Belakangan muncul istilah kriminalisasi agama…

Jelas ini bukan bukan kriminalisasi ulama. Sebab Rizieq Shihab dan dari ribuan ulama di Indonesia. Jadi pernyataan kriminalisasi ulama ini menyesatkan. Di sisi lain kelompok mereka menyatakan Ahok sebagai kafir.

Ini pernyataan yang tidak tepat juga. Kafir adalah ketika Anda muslim tapi tidak percaya tuhan, ketika Anda orang Indonesia tapi tidak menghormati bendera negara. Jadi Anda tidak berterimakasih atau kufur nikmat atau menolak nikmat dari Allah, bahwa Anda hidup dalam negara yang damai, dan tidak melihat apa yang terjadi di Timur Tengah. Jadi berbeda pemaknaan kafir.

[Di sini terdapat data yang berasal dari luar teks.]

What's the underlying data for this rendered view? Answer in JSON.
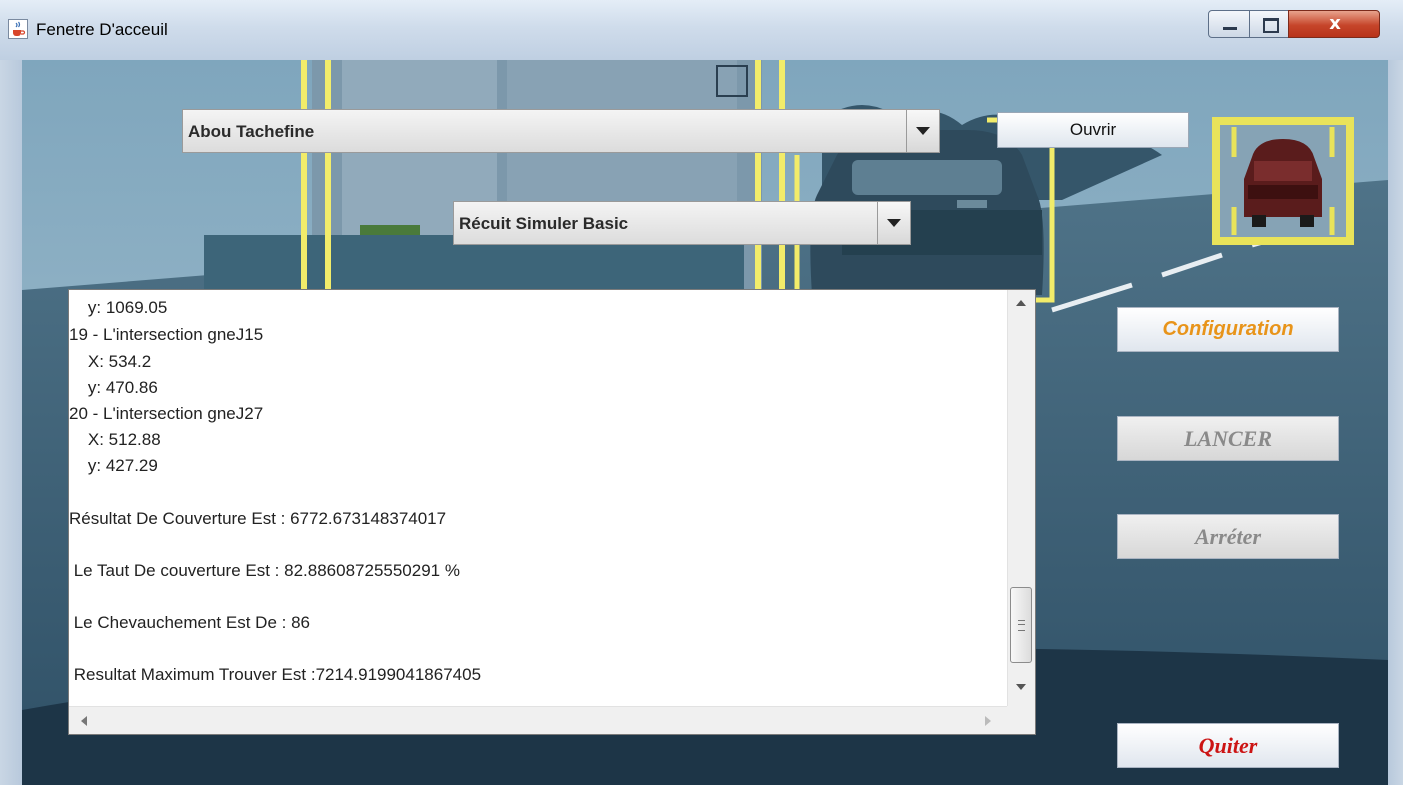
{
  "window": {
    "title": "Fenetre D'acceuil",
    "close_glyph": "x",
    "icon": "java-cup-icon"
  },
  "controls": {
    "city_select": {
      "value": "Abou Tachefine"
    },
    "algorithm_select": {
      "value": "Récuit Simuler Basic"
    },
    "open_label": "Ouvrir"
  },
  "side_buttons": {
    "configuration": "Configuration",
    "launch": "LANCER",
    "stop": "Arréter",
    "quit": "Quiter"
  },
  "output": {
    "lines": [
      "    y: 1069.05",
      "19 - L'intersection gneJ15",
      "    X: 534.2",
      "    y: 470.86",
      "20 - L'intersection gneJ27",
      "    X: 512.88",
      "    y: 427.29",
      "Résultat De Couverture Est : 6772.673148374017",
      " Le Taut De couverture Est : 82.88608725550291 %",
      " Le Chevauchement Est De : 86",
      " Resultat Maximum Trouver Est :7214.9199041867405"
    ],
    "scroll_position": 0.93
  },
  "colors": {
    "config_text": "#e8941a",
    "disabled_text": "#8a8a8a",
    "quit_text": "#cc1414",
    "highlight_yellow": "#f2ec6a"
  }
}
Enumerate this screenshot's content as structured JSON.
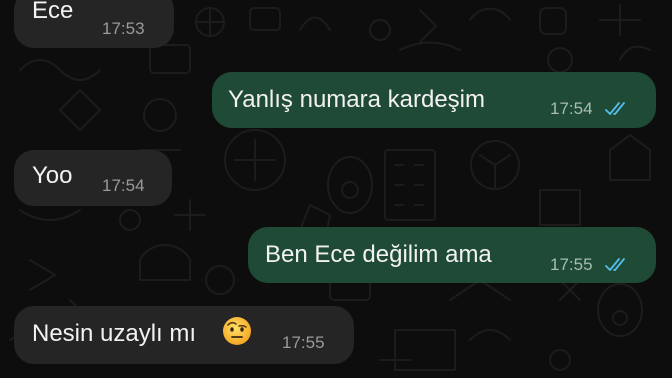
{
  "messages": [
    {
      "direction": "incoming",
      "text": "Ece",
      "time": "17:53"
    },
    {
      "direction": "outgoing",
      "text": "Yanlış numara kardeşim",
      "time": "17:54",
      "status": "read"
    },
    {
      "direction": "incoming",
      "text": "Yoo",
      "time": "17:54"
    },
    {
      "direction": "outgoing",
      "text": "Ben Ece değilim ama",
      "time": "17:55",
      "status": "read"
    },
    {
      "direction": "incoming",
      "text": "Nesin uzaylı mı",
      "emoji": "face-with-raised-eyebrow",
      "time": "17:55"
    }
  ],
  "colors": {
    "background": "#0d0d0d",
    "incoming_bubble": "#252525",
    "outgoing_bubble": "#1f4a35",
    "read_ticks": "#53bdeb"
  },
  "icons": {
    "read_receipt": "double-check-icon",
    "emoji": "face-with-raised-eyebrow-emoji"
  }
}
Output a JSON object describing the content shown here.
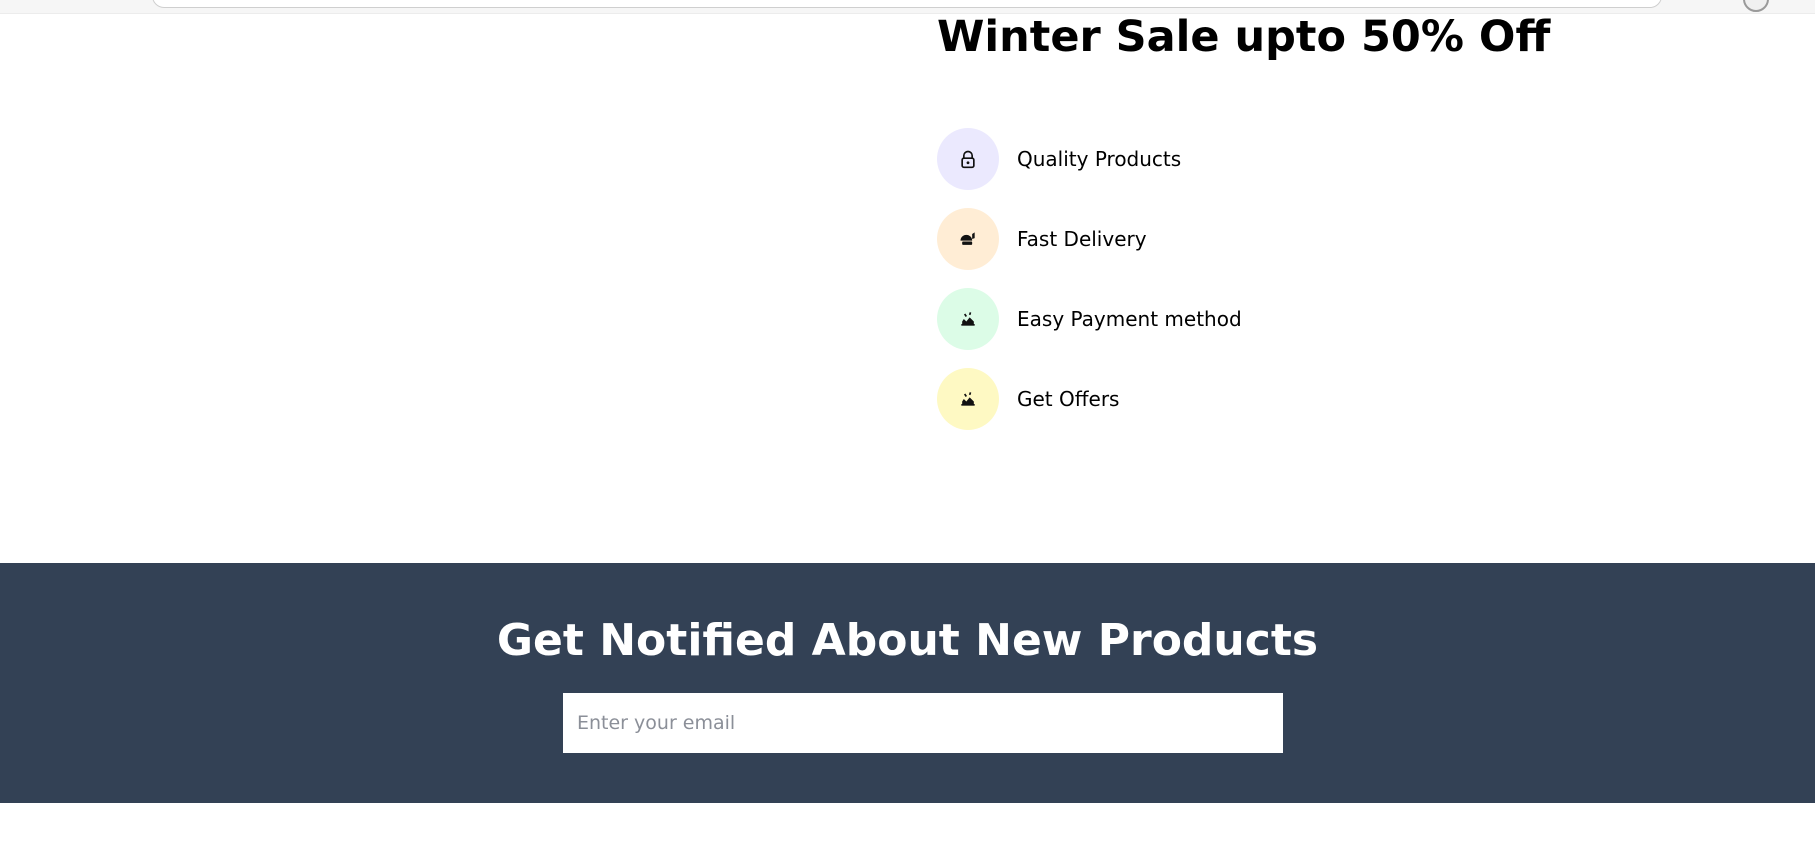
{
  "sale": {
    "title": "Winter Sale upto 50% Off",
    "features": [
      {
        "label": "Quality Products",
        "icon": "lock-icon",
        "bg": "#ebe9fe"
      },
      {
        "label": "Fast Delivery",
        "icon": "delivery-icon",
        "bg": "#ffedd5"
      },
      {
        "label": "Easy Payment method",
        "icon": "payment-icon",
        "bg": "#dcfce7"
      },
      {
        "label": "Get Offers",
        "icon": "offers-icon",
        "bg": "#fef9c3"
      }
    ]
  },
  "newsletter": {
    "title": "Get Notified About New Products",
    "email_placeholder": "Enter your email",
    "bg": "#334155"
  }
}
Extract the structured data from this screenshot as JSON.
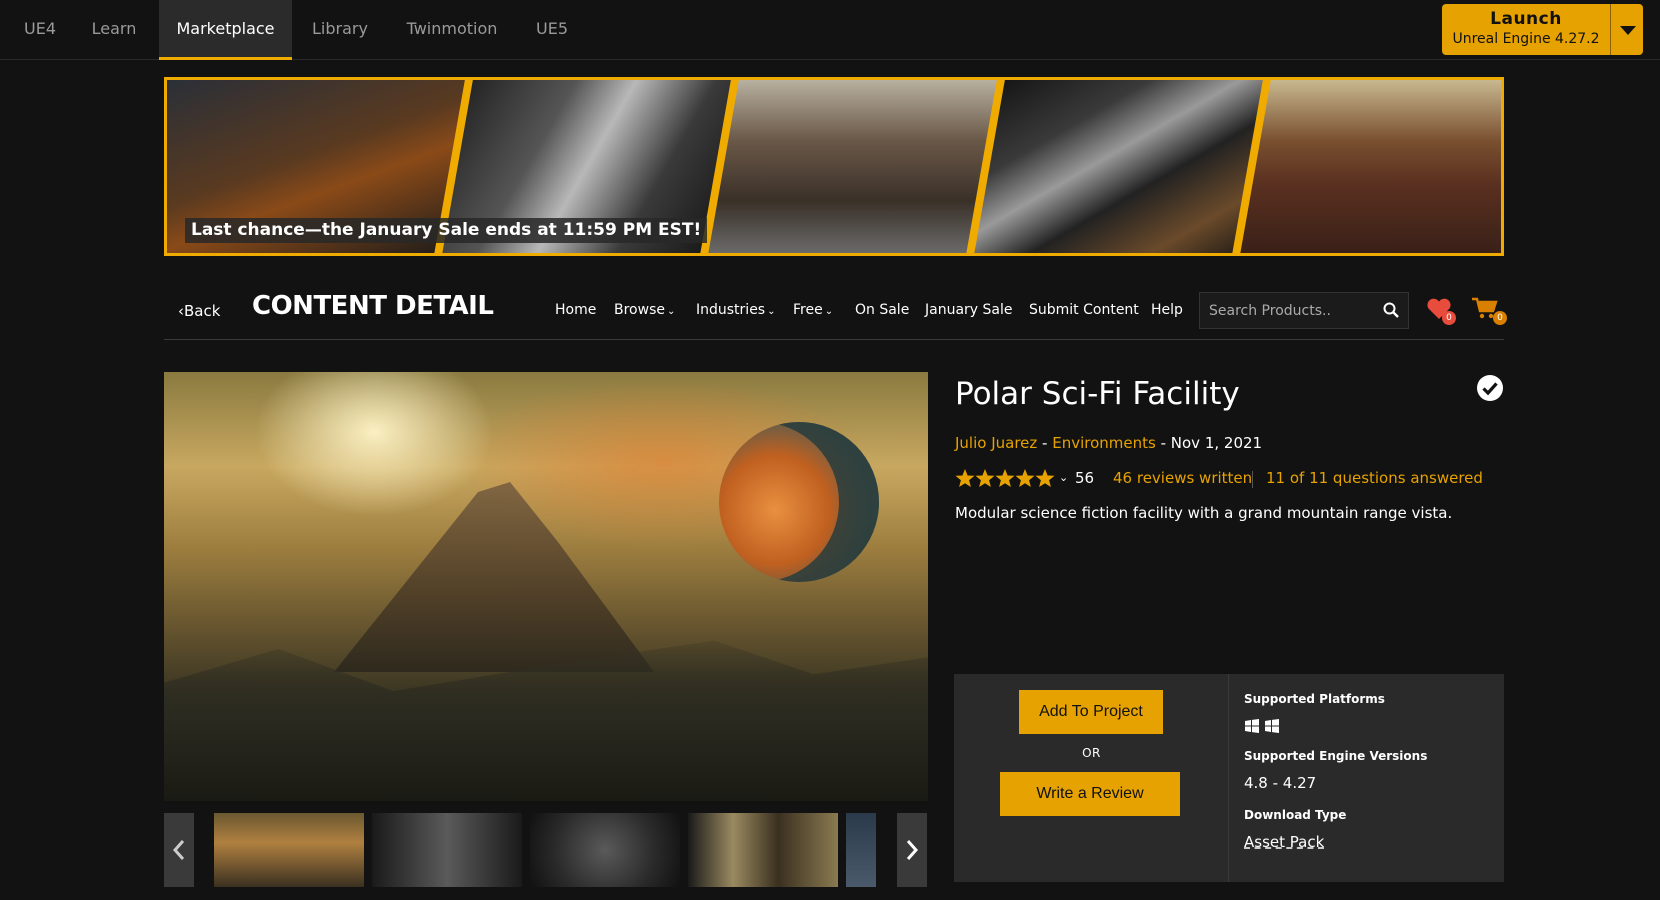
{
  "top_tabs": [
    {
      "label": "UE4",
      "active": false
    },
    {
      "label": "Learn",
      "active": false
    },
    {
      "label": "Marketplace",
      "active": true
    },
    {
      "label": "Library",
      "active": false
    },
    {
      "label": "Twinmotion",
      "active": false
    },
    {
      "label": "UE5",
      "active": false
    }
  ],
  "launch": {
    "title": "Launch",
    "subtitle": "Unreal Engine 4.27.2"
  },
  "banner": {
    "text": "Last chance—the January Sale ends at 11:59 PM EST!"
  },
  "subnav": {
    "back_label": "Back",
    "page_title": "CONTENT DETAIL",
    "links": {
      "home": "Home",
      "browse": "Browse",
      "industries": "Industries",
      "free": "Free",
      "on_sale": "On Sale",
      "january_sale": "January Sale",
      "submit_content": "Submit Content",
      "help": "Help"
    },
    "search_placeholder": "Search Products..",
    "wishlist_count": "0",
    "cart_count": "0"
  },
  "product": {
    "title": "Polar Sci-Fi Facility",
    "author": "Julio Juarez",
    "separator1": " - ",
    "category": "Environments",
    "separator2": " - ",
    "date": "Nov 1, 2021",
    "stars": 5,
    "rating_count": "56",
    "reviews_link": "46 reviews written",
    "questions_link": "11 of 11 questions answered",
    "description": "Modular science fiction facility with a grand mountain range vista."
  },
  "actions": {
    "add_to_project": "Add To Project",
    "or_label": "OR",
    "write_review": "Write a Review"
  },
  "specs": {
    "platforms_label": "Supported Platforms",
    "engine_label": "Supported Engine Versions",
    "engine_value": "4.8 - 4.27",
    "download_label": "Download Type",
    "download_value": "Asset Pack"
  },
  "colors": {
    "accent": "#e6a200",
    "background": "#121212",
    "panel": "#2a2a2a"
  }
}
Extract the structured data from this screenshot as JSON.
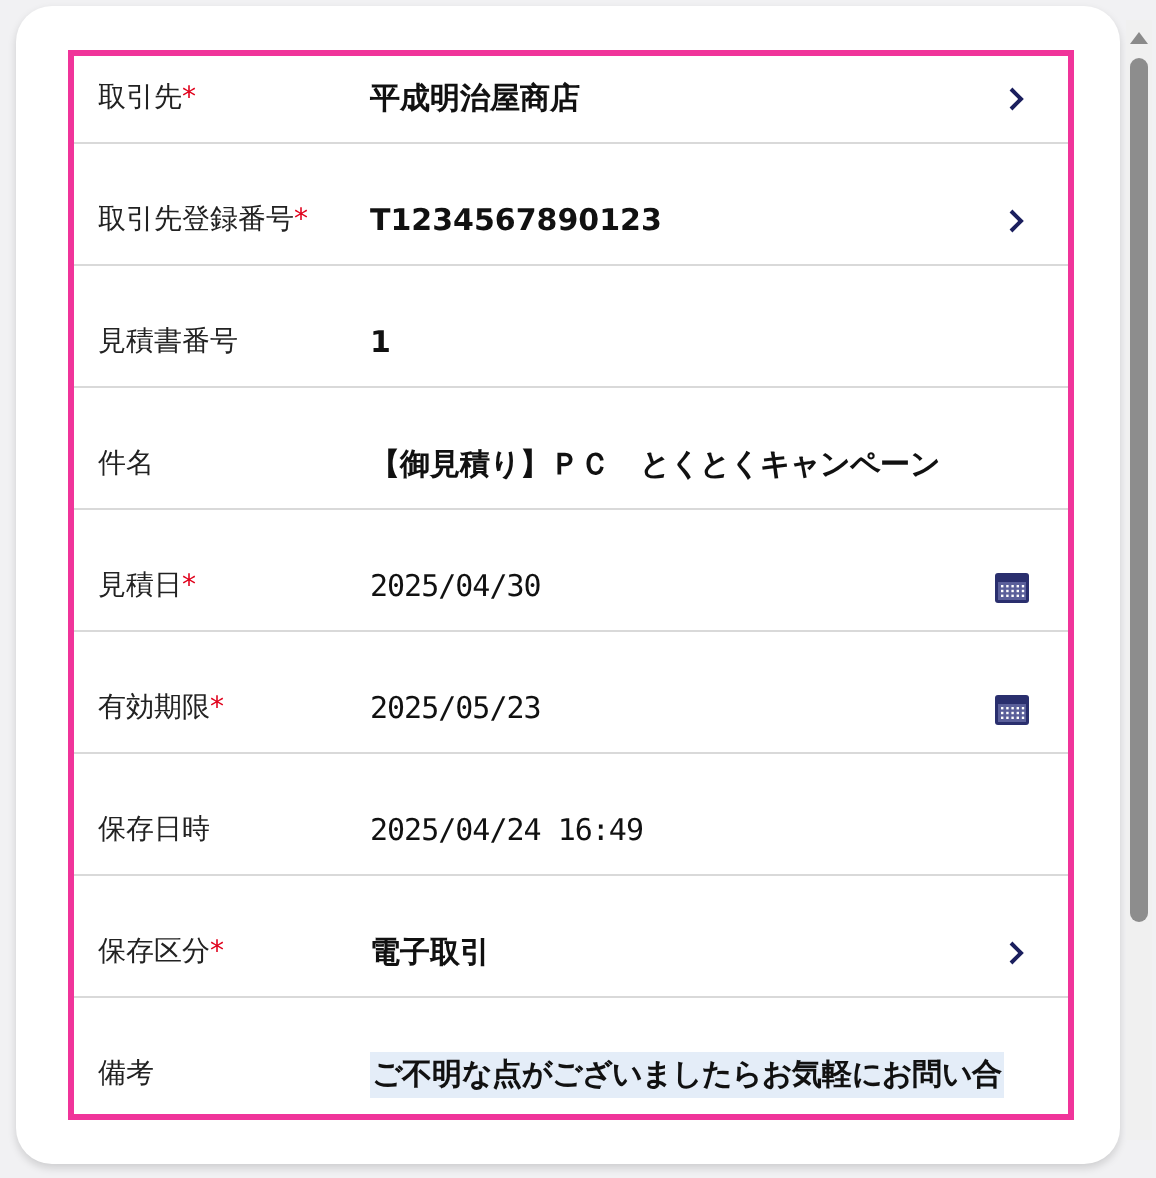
{
  "fields": [
    {
      "label": "取引先",
      "mark": "*",
      "value": "平成明治屋商店",
      "kind": "link",
      "highlighted": false
    },
    {
      "label": "取引先登録番号",
      "mark": "*",
      "value": "T1234567890123",
      "kind": "link",
      "highlighted": false
    },
    {
      "label": "見積書番号",
      "value": "1",
      "kind": "text",
      "highlighted": false
    },
    {
      "label": "件名",
      "value": "【御見積り】ＰＣ　とくとくキャンペーン",
      "kind": "text",
      "highlighted": false
    },
    {
      "label": "見積日",
      "mark": "*",
      "value": "2025/04/30",
      "kind": "date",
      "highlighted": false
    },
    {
      "label": "有効期限",
      "mark": "*",
      "value": "2025/05/23",
      "kind": "date",
      "highlighted": false
    },
    {
      "label": "保存日時",
      "value": "2025/04/24 16:49",
      "kind": "datetime",
      "highlighted": false
    },
    {
      "label": "保存区分",
      "mark": "*",
      "value": "電子取引",
      "kind": "link",
      "highlighted": false
    },
    {
      "label": "備考",
      "value": "ご不明な点がございましたらお気軽にお問い合",
      "kind": "text",
      "highlighted": true
    }
  ]
}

Politik agama dapat dimasukkan dalam politik SARA (suku, agama, ras, dan antargolongan). Tapi politik agama ini tidak bisa berjalan efektif setelah era reformasi. Anda bisa melihat di beberapa pemilu. Lihat saja di pemilu 2014 terakhir.

Jokowi dituduh sebagai PKI saat itu, selain itu juga dituduh keturunan Cina. Tapi itu tidak berhasil, publik tidak terpengaruh.

Lalu mengapa sektarianisme politik agama bisa kuat di kalangan umat Islam di Indonesia?

Sektarianisme ini muncul karena perbedaan di antara suatu kelompok.

Kecenderungan politik di Indonesia dikombinasikan dengan klaim kebenaran di antara unsur-unsur mazhab. Banyak klaim yang paling benar antar mazhab, terutama salafi dan wahabi. Ini fanatisme mazhab yang berlebihan.

Tapi kalau demonstrasi November dan Desember kemarin, menurut saya lebih berlatar belakang politik daripada agama.

Jika kita melihat dari pergerakan politik di pemilihan gubernur DKI Jakarta kemarin, apakah itu murni digerakan oleh masyarakat muslim? Sebab kebanyakan orang mempercayai demo-demo November dan Desember kemarin adalah kebangkitan dari muslim.

Tapi demonstrasi itu banyak digunakan untuk berbagai kepentingan, bukan hanya kalangan muslim saja. Di sana ada kalangan militer dan juga orang-orang yang tidak ada hubungannya dengan kepentingan agama. Seperti pihak-pihak yang ditangkap karena tuduhan makar. Bahkan mereka tidak punya massa.

Apakah ini akan berlanjut sampai Pilkada 2018 dan Pemilu Presiden 2019?

Menurut saja gerakan yang sama seperti di Jakarta tidak mungkin ada di provinsi lain. Karena konstelasi demografi religiusnya berbeda.

Kalau di Jakarta, 85 persen pemilih adalah muslim. Tapi tidak bisa dikatakan sebagai pertarungan antara muslim dan non muslim. Sebab dari perolehan 42 persen Ahok, sebanyak 27 persennya adalah muslim, sementara kurang dari 15 persen pemilih non muslim.

Tapi sektarianisme politik agama akan terus mewarnai pemilihan lokal, legislatif dan presiden.